My boyfriend did not. He took of his shirt and said it was ok for me to go ahead and NAD his chest.
I followed the directions exactly, but i didn’t rip the stuff off properly and he cringed. I told him to hold still and ripped it off quickly, as I was instructed.

The poor boy doubled over in pain, was incapacitated for a few minutes while my roommate laughed. I tried not to laugh, but then he straightened up and I saw a large patch of missing chest hair and several little red dots of blood slowly welling.
Apparently it had ripped out a great deal of skin as well.

I swear I followed the instructions exactly, I just think that NADS may not be for everyone, especially those with sensitive skin.
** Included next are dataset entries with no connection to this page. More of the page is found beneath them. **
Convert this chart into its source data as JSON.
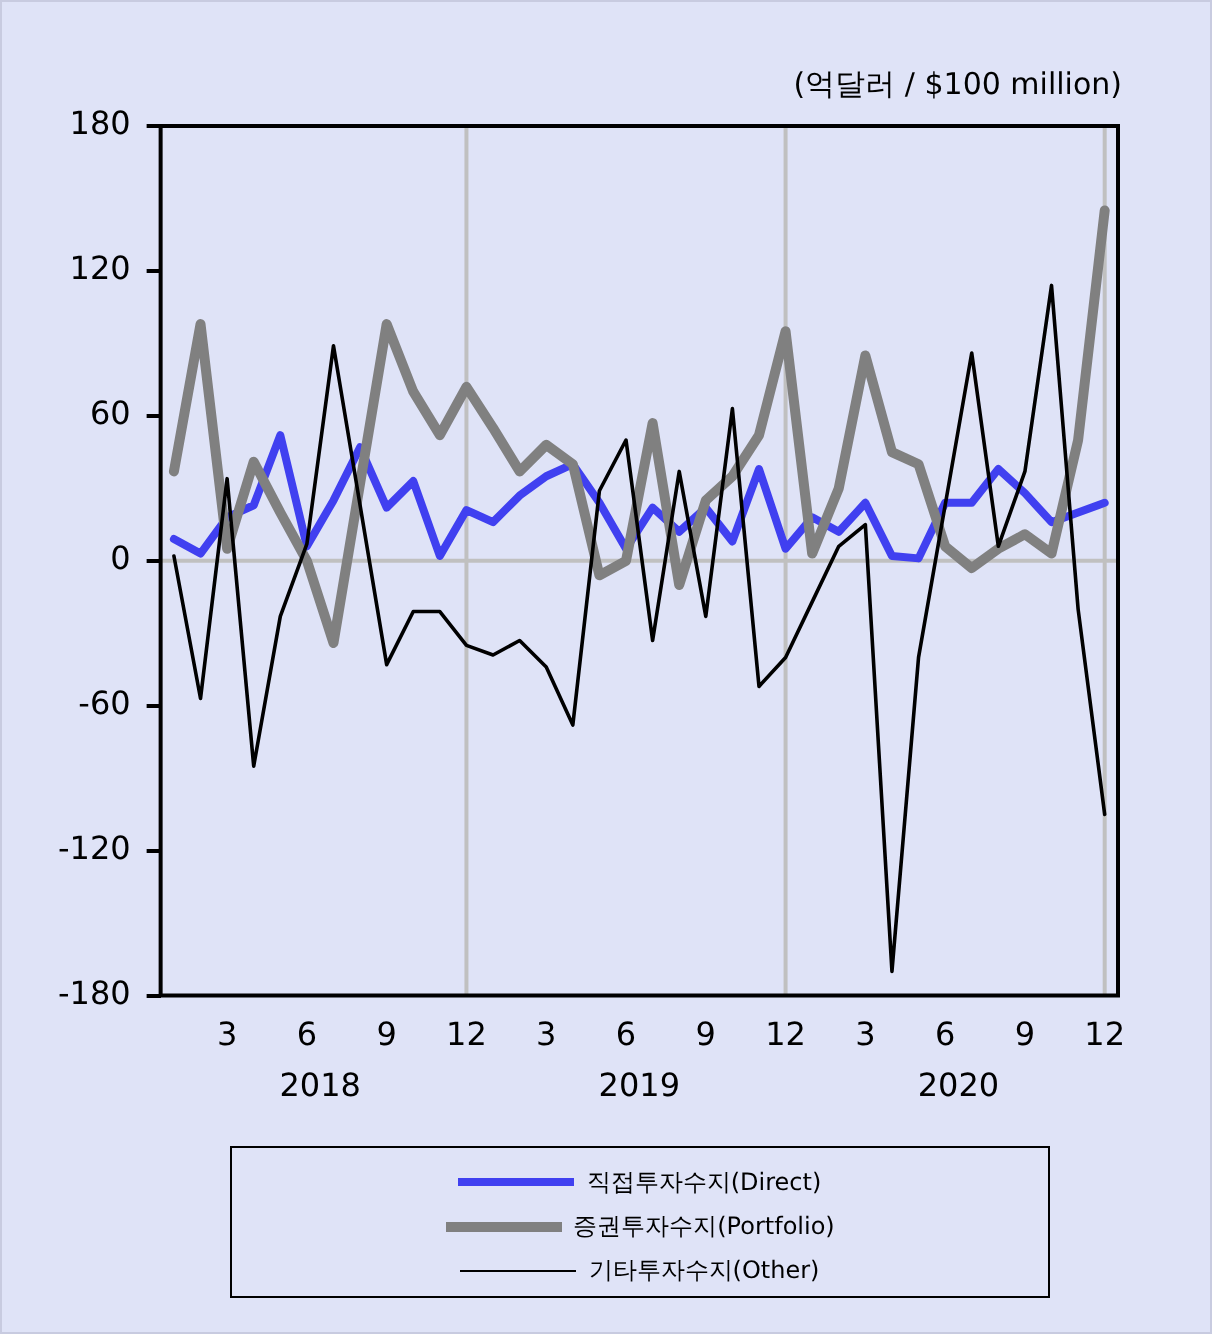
{
  "chart_data": {
    "type": "line",
    "ylabel": "(억달러 / $100 million)",
    "categories": [
      null,
      null,
      "3",
      null,
      null,
      "6",
      null,
      null,
      "9",
      null,
      null,
      "12",
      null,
      null,
      "3",
      null,
      null,
      "6",
      null,
      null,
      "9",
      null,
      null,
      "12",
      null,
      null,
      "3",
      null,
      null,
      "6",
      null,
      null,
      "9",
      null,
      null,
      "12"
    ],
    "series": [
      {
        "name": "직접투자수지(Direct)",
        "color": "#4040f0",
        "values": [
          9,
          3,
          18,
          23,
          52,
          6,
          25,
          47,
          22,
          33,
          2,
          21,
          16,
          27,
          35,
          40,
          24,
          5,
          22,
          12,
          22,
          8,
          38,
          5,
          18,
          12,
          24,
          2,
          1,
          24,
          24,
          38,
          28,
          16,
          20,
          24
        ]
      },
      {
        "name": "증권투자수지(Portfolio)",
        "color": "#808080",
        "values": [
          37,
          98,
          5,
          41,
          20,
          0,
          -34,
          32,
          98,
          70,
          52,
          72,
          55,
          37,
          48,
          40,
          -6,
          0,
          57,
          -10,
          25,
          35,
          52,
          95,
          3,
          30,
          85,
          45,
          40,
          6,
          -3,
          5,
          11,
          3,
          50,
          145
        ]
      },
      {
        "name": "기타투자수지(Other)",
        "color": "#000000",
        "values": [
          2,
          -57,
          34,
          -85,
          -23,
          7,
          89,
          23,
          -43,
          -21,
          -21,
          -35,
          -39,
          -33,
          -44,
          -68,
          29,
          50,
          -33,
          37,
          -23,
          63,
          -52,
          -40,
          -17,
          6,
          15,
          -170,
          -40,
          23,
          86,
          6,
          37,
          114,
          -20,
          -105
        ]
      }
    ],
    "ylim": [
      -180,
      180
    ],
    "yticks": [
      -180,
      -120,
      -60,
      0,
      60,
      120,
      180
    ],
    "ref_lines": [
      {
        "axis": "y",
        "value": 0,
        "color": "#c0c0c0"
      }
    ],
    "grid": "x",
    "annotations": [
      "2018",
      "2019",
      "2020"
    ],
    "legend": "bottom"
  }
}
*The last thing the woman from the instructional video said was “Please don’t give up on NADS- it really works.”

I dunno.

Sorry about the hijack, but my advice would be that letting your daughter shave is probably a much better idea.

Turpentine I was curious about NADS, I knew it sounded to good to be true. I will tell your story to my daughter to see what she thinks. I have a feeling I know what she will say since she has no tolerance for the slightest bit of pain. Thanks Turpentine:)
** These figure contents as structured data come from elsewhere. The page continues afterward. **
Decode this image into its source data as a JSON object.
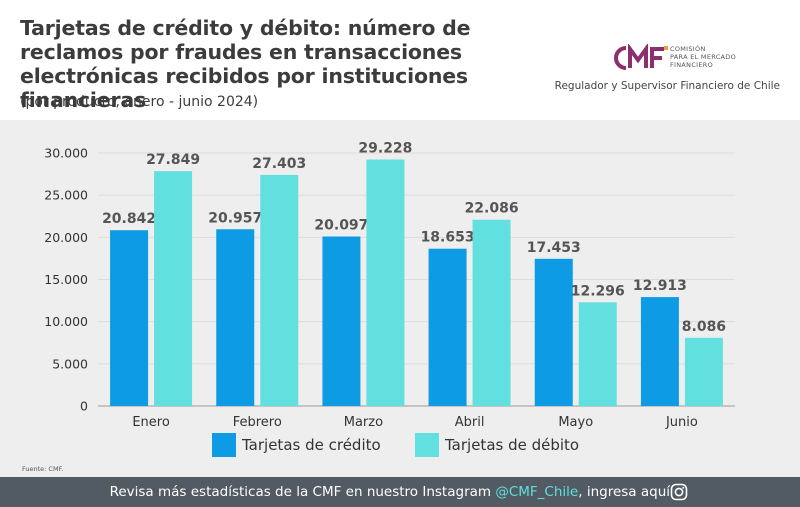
{
  "header": {
    "title": "Tarjetas de crédito y débito: número de reclamos por fraudes en transacciones electrónicas recibidos por instituciones financieras",
    "subtitle": "(por producto, enero - junio 2024)",
    "logo_text_lines": [
      "COMISIÓN",
      "PARA EL MERCADO",
      "FINANCIERO"
    ],
    "regulator_text": "Regulador y Supervisor Financiero de Chile"
  },
  "chart_data": {
    "type": "bar",
    "categories": [
      "Enero",
      "Febrero",
      "Marzo",
      "Abril",
      "Mayo",
      "Junio"
    ],
    "series": [
      {
        "name": "Tarjetas de crédito",
        "color": "#0d9be6",
        "values": [
          20842,
          20957,
          20097,
          18653,
          17453,
          12913
        ],
        "labels": [
          "20.842",
          "20.957",
          "20.097",
          "18.653",
          "17.453",
          "12.913"
        ]
      },
      {
        "name": "Tarjetas de débito",
        "color": "#62e0e0",
        "values": [
          27849,
          27403,
          29228,
          22086,
          12296,
          8086
        ],
        "labels": [
          "27.849",
          "27.403",
          "29.228",
          "22.086",
          "12.296",
          "8.086"
        ]
      }
    ],
    "ylim": [
      0,
      30000
    ],
    "yticks": [
      0,
      5000,
      10000,
      15000,
      20000,
      25000,
      30000
    ],
    "ytick_labels": [
      "0",
      "5.000",
      "10.000",
      "15.000",
      "20.000",
      "25.000",
      "30.000"
    ],
    "grid": true,
    "legend_position": "bottom"
  },
  "source_text": "Fuente: CMF.",
  "footer": {
    "text_before": "Revisa más estadísticas de la CMF en nuestro Instagram ",
    "handle": "@CMF_Chile",
    "text_after": ", ingresa aquí"
  },
  "colors": {
    "footer_bg": "#525a63",
    "handle": "#5fe0e0",
    "logo_purple": "#8b2f6e",
    "chart_bg": "#eeeeee"
  },
  "icons": [
    "cmf-logo",
    "instagram-icon"
  ]
}
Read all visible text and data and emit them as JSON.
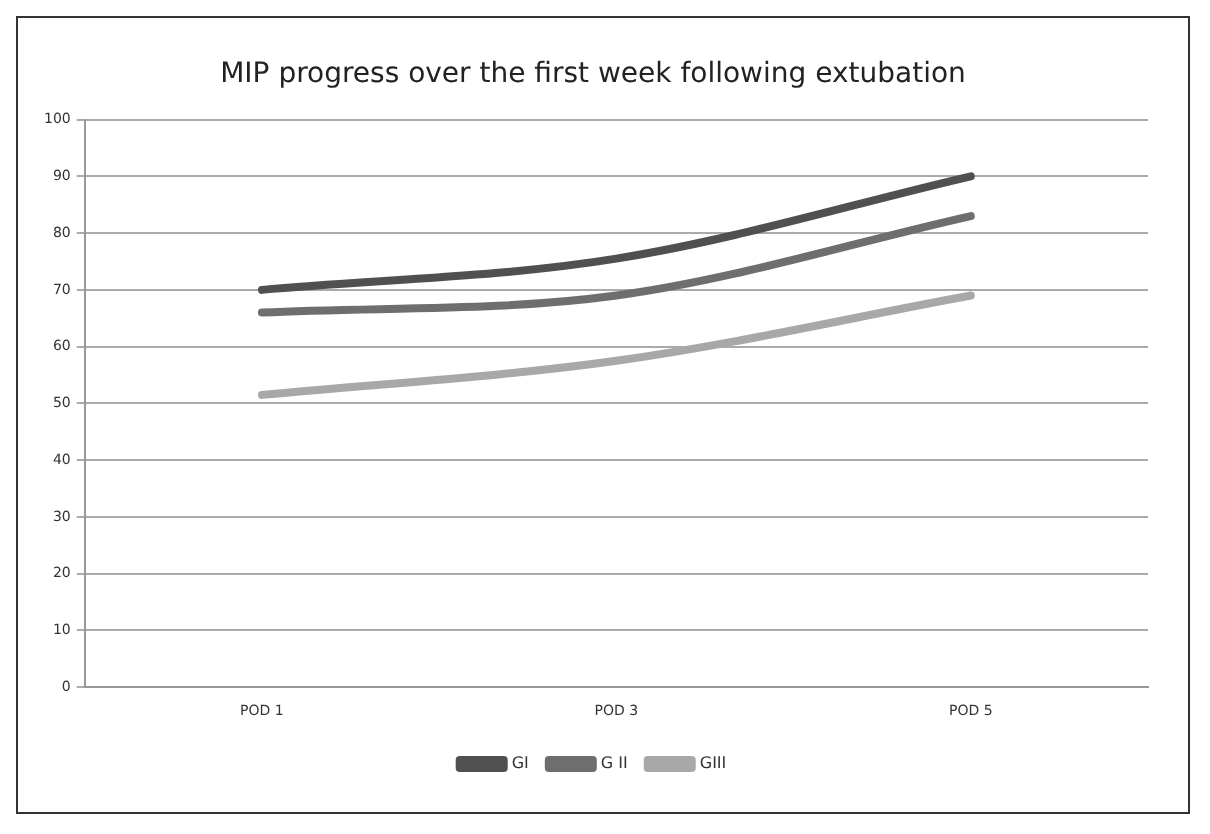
{
  "chart_data": {
    "type": "line",
    "title": "MIP progress over the first week following extubation",
    "categories": [
      "POD 1",
      "POD 3",
      "POD 5"
    ],
    "series": [
      {
        "name": "GI",
        "color": "#505050",
        "values": [
          70,
          75.5,
          90
        ]
      },
      {
        "name": "G II",
        "color": "#6e6e6e",
        "values": [
          66,
          69,
          83
        ]
      },
      {
        "name": "GIII",
        "color": "#a8a8a8",
        "values": [
          51.5,
          57.5,
          69
        ]
      }
    ],
    "ylim": [
      0,
      100
    ],
    "yticks": [
      0,
      10,
      20,
      30,
      40,
      50,
      60,
      70,
      80,
      90,
      100
    ],
    "grid": "y",
    "legend": "bottom",
    "marker": "none",
    "line_style": "solid"
  }
}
I too fell for the NADS “pain free” hair removal system. My friend, Dave, had ordered it for his girlfriend and she used it once and said it hurt too much and didn’t use it again so Dave gave it to me. (After I had already ordered mine, of course :rolleyes: ) I let the hair on my legs grow for about 2 weeks and then started the waxing process. I did the same as Turpentine and watched the video and followed the instructions exactly. I put the wax on my leg, placed the strip over it, rubbed it three times, pulled my skin tight and ripped that sucker off. Most of the hair came off but there were a few that stayed in my leg. Yes, it hurt quite a bit but it wasn’t unbearable. I would never even think about using this on my armpits or bikini area though! OUCH! I only waxed from the knee down on both legs (I only shave my knees and above my knees about once a month because there isn’t a lot of hair there.) Since then I only have to shave twice a week instead of every day and the only reason I shave twice a week is because I didn’t get every single hair out of my leg. I’m going to wait until this winter to let my hair grow out again and try it again though and then we’ll see if it really does get better/easier.

Anyway, just thought I’d share my NADS story. Also, for the record, my brother and his wife got NADS too and when my sister-in-law waxed the top of my brother’s foot, he almost cried it hurt him so bad! Just thought I’d throw that in there.

Why is ten too young? Maybe ten was too young for some women, but maybe not for this lady. Why don’t you show her how?

I asked my father to show me how to shave when I was 8. That was fun! I didn’t try it again for a long time.

Buy her an Epilady. that’ll change her mind after the first use.

Hey Dem, I don’t mind your stubble if you don’t mind mine!

Honestly, I think 10 is too young to be shaving or waxing or anything, but I don’t have daughters, well, not until recently anyway, and i am not very experienced with girlie issues.
I didn’t start shaving my legs until I was 24 or 25, I just didn’t grow much hair and what did grow was/is very light, thin and blonde. I probably wouldn’t shave my legs at all, but Demo shaves his so I feel obligated.